For us as socialists, on the contrary, freedom of movement for people, and the easing of workers’ unity across borders, is the chief principle. We prefer, of course, to have smooth supply chains for factories rather than blocked-up ones, but for us that is secondary.
The Labour leaders’ position is evasive. The 2017 Labour manifesto called for “a strong emphasis on retaining the benefits of the Single Market and the Customs Union”. To this day no-one has explained what cunning scheme they might have to get the benefits of the Single Market... other than the Single Market itself, with of course due amendment.
It’s as if someone tells you that they want the benefits of taking the bus to work, but by mysterious scheme other than the actual bus.
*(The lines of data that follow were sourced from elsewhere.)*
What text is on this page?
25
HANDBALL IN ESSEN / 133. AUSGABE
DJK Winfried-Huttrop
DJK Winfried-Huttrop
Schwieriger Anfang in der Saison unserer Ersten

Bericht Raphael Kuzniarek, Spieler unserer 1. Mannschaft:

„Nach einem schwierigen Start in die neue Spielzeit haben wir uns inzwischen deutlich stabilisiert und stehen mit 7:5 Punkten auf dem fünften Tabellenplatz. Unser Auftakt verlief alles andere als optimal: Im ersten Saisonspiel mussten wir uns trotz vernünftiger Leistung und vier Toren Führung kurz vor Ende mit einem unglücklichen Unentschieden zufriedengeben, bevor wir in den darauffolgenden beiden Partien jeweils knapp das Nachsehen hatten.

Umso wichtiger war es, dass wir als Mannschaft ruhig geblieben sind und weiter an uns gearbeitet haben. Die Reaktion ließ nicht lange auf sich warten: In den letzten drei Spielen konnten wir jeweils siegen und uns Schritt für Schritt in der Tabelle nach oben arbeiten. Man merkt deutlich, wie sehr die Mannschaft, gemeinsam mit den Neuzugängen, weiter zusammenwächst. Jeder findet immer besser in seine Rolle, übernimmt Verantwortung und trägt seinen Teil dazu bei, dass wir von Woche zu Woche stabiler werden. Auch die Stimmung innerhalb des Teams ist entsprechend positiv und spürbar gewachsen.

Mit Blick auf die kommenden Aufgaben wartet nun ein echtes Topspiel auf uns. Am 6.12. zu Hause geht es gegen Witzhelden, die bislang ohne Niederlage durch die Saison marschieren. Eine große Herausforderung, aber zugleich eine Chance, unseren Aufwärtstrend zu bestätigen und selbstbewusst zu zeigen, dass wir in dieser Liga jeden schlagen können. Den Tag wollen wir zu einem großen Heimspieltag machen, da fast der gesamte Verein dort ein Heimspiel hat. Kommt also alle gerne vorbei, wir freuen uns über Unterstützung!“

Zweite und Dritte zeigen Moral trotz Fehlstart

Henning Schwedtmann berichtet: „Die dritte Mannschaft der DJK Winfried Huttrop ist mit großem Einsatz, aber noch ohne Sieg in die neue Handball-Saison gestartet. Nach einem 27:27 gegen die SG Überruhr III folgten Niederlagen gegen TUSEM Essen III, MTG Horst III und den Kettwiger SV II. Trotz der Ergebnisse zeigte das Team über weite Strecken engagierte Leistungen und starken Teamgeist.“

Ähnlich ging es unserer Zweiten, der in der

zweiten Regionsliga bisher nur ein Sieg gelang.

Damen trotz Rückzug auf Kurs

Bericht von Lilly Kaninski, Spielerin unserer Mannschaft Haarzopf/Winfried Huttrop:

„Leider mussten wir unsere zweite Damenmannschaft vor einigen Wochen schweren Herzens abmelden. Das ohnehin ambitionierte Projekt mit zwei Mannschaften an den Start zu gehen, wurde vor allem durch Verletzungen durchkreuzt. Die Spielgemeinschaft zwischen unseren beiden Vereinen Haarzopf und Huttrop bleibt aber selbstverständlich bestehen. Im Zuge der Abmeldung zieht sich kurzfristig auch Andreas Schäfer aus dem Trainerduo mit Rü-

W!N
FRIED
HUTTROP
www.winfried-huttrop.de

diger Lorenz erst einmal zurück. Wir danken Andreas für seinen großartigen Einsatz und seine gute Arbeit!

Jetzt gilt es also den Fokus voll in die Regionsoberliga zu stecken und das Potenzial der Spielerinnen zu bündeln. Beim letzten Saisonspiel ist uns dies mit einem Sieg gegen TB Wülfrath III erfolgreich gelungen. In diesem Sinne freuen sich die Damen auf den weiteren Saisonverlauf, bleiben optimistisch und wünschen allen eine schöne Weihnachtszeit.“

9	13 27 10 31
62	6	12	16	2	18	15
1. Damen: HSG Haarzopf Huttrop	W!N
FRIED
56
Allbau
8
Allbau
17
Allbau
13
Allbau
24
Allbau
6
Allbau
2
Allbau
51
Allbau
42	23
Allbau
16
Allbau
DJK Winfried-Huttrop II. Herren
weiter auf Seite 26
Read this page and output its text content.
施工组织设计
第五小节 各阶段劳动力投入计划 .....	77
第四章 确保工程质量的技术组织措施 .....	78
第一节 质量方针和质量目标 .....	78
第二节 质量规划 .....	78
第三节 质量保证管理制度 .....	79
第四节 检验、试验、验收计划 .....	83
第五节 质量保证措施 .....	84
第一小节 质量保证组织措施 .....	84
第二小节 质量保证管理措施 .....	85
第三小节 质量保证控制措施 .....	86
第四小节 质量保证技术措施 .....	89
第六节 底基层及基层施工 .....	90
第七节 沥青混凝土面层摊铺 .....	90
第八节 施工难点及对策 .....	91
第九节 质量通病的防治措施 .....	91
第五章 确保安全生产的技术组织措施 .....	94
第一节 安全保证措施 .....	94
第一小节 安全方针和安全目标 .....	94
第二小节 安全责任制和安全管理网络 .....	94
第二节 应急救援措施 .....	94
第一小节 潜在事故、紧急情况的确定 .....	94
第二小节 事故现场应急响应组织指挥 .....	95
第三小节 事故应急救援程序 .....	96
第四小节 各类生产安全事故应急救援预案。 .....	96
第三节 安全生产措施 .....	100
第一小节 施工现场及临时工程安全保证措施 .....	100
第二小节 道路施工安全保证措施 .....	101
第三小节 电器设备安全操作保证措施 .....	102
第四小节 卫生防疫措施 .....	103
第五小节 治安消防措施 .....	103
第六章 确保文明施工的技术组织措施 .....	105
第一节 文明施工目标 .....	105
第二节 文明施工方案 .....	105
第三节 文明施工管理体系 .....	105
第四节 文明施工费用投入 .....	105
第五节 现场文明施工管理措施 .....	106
Labour has shifted a bit from the 2017 manifesto on the Customs Union, on which the Tories are also in trouble. Now Labour says that it wants Britain to remain in the Customs Union (or at least “a” Customs Union, but it is hardly likely that one separate from the Union evolved over decades in Europe will pop up).
Scared of the reaction from pro-Brexit voters, Labour said flatly in the 2017 manifesto that “freedom of movement will end when we leave the European Union”. Labour comments in the wake of Windrush have softened that nasty statement, but not reversed.
As the Tories get deeper into trouble, socialists should work on rewinding and redressing Labour’s stance, starting with freedom of movement.